I'd assumed that, given the absence of her anti-Zionist flatmate, we'd be able to enjoy the Eurovision as the trashy, campy experience that was intended, without politics intruding. I was mistaken: my friend, her boyfriend and one of her friends insisted on turning off the stream during Israel's performance and made innumerable derisive comments about them during the night. I'm a coward who wants to keep the peace so I held my tongue for the most part.
Israel received modest double-digit votes from the national juries, but after the audience vote, they rocketed up to first place with an astonishing 357 votes, total. In second place was Austria with 258 jury votes, and in the end Austria clinched it. (I honestly cannot say who deserved it more as, as previously mentioned, they turned off the stream during the Israeli performance. I found the Austrian one a little annoying, and if it had been up to me, based on the performances I actually saw, I would have given it to the Germans.)

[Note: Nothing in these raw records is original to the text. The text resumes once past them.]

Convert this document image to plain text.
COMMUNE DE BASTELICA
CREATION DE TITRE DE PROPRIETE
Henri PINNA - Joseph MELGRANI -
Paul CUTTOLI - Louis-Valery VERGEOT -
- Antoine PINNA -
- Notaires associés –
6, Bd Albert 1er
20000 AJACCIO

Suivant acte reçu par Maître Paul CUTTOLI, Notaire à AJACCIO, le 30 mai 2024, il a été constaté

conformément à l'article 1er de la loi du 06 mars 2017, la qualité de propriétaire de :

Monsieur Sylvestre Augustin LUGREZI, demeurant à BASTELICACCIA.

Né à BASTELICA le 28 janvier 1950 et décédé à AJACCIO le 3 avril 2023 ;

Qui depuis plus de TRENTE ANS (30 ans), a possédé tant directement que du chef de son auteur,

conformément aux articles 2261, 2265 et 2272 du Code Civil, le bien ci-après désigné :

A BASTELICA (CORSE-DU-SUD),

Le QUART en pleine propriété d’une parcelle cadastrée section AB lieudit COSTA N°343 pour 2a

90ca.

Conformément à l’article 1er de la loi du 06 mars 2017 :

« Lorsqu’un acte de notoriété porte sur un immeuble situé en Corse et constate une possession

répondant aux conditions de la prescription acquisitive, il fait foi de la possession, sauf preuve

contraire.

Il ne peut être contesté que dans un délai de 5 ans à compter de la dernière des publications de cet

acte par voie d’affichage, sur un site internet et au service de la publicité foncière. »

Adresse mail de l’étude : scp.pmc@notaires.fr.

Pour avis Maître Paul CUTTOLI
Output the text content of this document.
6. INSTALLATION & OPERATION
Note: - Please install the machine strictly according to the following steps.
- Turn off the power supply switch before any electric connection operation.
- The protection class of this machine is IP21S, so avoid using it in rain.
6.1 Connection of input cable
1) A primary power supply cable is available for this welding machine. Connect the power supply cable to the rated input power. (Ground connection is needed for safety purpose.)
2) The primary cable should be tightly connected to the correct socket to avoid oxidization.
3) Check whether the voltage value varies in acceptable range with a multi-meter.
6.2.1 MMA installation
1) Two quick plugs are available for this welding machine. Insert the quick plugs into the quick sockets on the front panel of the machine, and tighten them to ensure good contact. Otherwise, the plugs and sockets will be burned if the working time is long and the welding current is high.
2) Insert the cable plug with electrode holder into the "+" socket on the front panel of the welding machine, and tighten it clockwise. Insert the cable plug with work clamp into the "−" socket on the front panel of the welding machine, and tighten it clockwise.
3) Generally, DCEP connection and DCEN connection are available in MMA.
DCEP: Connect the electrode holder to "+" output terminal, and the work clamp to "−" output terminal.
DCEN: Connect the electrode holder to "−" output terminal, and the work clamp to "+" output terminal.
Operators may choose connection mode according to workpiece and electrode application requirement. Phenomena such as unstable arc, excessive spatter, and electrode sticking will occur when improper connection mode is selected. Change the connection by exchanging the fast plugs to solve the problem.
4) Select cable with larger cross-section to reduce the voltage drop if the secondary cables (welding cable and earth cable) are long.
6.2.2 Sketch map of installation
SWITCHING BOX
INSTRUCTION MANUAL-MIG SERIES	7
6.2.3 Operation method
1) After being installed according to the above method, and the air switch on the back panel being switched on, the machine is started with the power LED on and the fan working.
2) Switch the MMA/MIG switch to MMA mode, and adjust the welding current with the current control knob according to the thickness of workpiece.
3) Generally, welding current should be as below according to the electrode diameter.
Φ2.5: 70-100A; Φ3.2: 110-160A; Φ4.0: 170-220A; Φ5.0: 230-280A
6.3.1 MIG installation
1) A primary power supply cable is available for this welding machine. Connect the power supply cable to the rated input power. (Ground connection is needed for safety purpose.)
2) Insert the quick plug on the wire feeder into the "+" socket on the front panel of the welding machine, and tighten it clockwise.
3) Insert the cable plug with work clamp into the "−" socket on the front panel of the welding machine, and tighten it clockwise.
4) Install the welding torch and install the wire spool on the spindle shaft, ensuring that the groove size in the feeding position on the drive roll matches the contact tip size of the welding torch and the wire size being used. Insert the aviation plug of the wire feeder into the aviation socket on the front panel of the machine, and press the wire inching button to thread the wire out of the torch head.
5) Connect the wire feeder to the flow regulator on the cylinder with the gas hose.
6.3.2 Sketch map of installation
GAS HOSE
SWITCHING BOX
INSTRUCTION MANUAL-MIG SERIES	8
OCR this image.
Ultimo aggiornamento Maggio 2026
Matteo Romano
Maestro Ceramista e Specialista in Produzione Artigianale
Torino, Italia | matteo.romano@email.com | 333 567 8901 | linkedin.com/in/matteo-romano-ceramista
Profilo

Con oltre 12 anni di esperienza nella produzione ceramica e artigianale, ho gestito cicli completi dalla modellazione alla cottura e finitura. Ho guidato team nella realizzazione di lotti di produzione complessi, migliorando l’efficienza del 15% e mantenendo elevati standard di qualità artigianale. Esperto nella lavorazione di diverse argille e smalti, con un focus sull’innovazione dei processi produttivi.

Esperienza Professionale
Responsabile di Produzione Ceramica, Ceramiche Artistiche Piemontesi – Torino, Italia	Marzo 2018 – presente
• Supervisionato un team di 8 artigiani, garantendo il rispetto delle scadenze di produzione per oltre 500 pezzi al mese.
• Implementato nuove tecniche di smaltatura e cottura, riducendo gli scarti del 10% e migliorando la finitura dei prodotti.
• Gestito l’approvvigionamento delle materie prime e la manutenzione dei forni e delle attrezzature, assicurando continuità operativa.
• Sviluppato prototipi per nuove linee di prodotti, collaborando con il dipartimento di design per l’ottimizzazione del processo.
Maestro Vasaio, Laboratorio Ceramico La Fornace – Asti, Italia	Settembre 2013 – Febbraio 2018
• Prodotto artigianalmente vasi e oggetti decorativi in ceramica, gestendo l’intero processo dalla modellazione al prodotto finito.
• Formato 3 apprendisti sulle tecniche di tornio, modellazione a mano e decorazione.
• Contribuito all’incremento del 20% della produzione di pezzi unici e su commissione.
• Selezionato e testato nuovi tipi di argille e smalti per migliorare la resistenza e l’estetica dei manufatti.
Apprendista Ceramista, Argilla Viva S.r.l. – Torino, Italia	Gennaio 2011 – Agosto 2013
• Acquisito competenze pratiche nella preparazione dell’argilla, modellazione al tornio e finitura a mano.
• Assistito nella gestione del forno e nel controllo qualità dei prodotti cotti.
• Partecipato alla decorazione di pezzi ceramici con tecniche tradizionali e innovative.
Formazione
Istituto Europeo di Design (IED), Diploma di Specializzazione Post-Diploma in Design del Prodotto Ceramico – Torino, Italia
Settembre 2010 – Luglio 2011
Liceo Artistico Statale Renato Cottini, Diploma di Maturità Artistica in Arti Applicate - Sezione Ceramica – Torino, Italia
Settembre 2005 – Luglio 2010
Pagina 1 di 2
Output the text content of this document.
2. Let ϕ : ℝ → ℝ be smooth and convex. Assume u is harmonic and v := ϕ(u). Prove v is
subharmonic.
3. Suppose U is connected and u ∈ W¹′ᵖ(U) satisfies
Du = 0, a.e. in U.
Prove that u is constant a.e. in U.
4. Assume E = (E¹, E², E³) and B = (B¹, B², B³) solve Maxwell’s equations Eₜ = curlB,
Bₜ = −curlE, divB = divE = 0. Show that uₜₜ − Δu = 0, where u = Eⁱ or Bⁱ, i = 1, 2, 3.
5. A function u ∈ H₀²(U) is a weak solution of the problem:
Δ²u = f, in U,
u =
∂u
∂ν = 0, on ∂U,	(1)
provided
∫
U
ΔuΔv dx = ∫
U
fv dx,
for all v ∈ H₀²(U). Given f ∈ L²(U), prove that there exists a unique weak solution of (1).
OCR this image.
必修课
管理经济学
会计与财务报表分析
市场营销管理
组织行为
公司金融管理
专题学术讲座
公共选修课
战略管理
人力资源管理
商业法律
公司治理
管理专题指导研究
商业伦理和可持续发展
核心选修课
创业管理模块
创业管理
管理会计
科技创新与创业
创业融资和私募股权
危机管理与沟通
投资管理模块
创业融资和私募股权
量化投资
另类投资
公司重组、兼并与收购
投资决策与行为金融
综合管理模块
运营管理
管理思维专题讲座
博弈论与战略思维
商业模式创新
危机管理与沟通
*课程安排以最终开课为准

I was rather dismayed with how quickly my friend retreated into semi-ironic conspiritorialism: saying that the Eurovision would have to investigate their voting procedures next year to ensure no ballot-stuffing was taking place, or attributing Israel's massive success among the audiences as the result of concerted, strategic voting efforts by "the right". (The idea that foul play must have been involved seems to be a consensus opinion, if /r/Ireland is any indication.) The possibilities that a) normie Europeans legitimately liked Israel's performance on a musical level more than the other countries; or b) normie Europeans voted for Israel for political reasons because they're more sympathetic to the Israeli cause than the Palestinian - seem not to have occurred to her.
I am growing increasingly dismayed by the level of ambient nominally pro-Palestinian (but really anti-Israeli) sentiment in Ireland, but it's comforting to be reminded that it's quite the outlier among European countries.
Things took an even weirder turn when Armenia performed and the conversation turned to the Armenian genocide of the 1910s. My friend's Turkish boyfriend, who'd been enthusiastically participating in the Israel-bashing, suddenly became rather defensive, explaining how it wasn't a genocide but merely ethnic cleansing, and anyway forced marches are completely different from genocide, and anyway how do you even establish intent to exterminate a particular ethnic group, and it's hypocritical of European nations to accuse the Turks of genocide when they've done things that were just as bad if not worse* (it was a real mask-off, vino veritas moment, and even my friend seemed to be a bit taken aback by how worked up he got). I felt like saying - it's a bit rich of you to accuse Israel of genocide on the basis of their having killed ~110,000 Palestinians in the span of 75 years, but dismiss the deaths of 1.5 million Armenians in one year as "mere" ethnic cleansing. My girlfriend, who's nowhere near as sympathetic to the Israelis as I am, admitted that I had a point here. I hate to say it, but the "it's antisemitism" theory seems to have greater predictive power than many of its competing alternatives.
*On this point I agreed with him: the Armenian genocide is at least as reprehensible as, to pick one example, Belgian conduct in the Congo.
Oh thanks, I missed that.
Nominating for an AAQC based on this clause alone.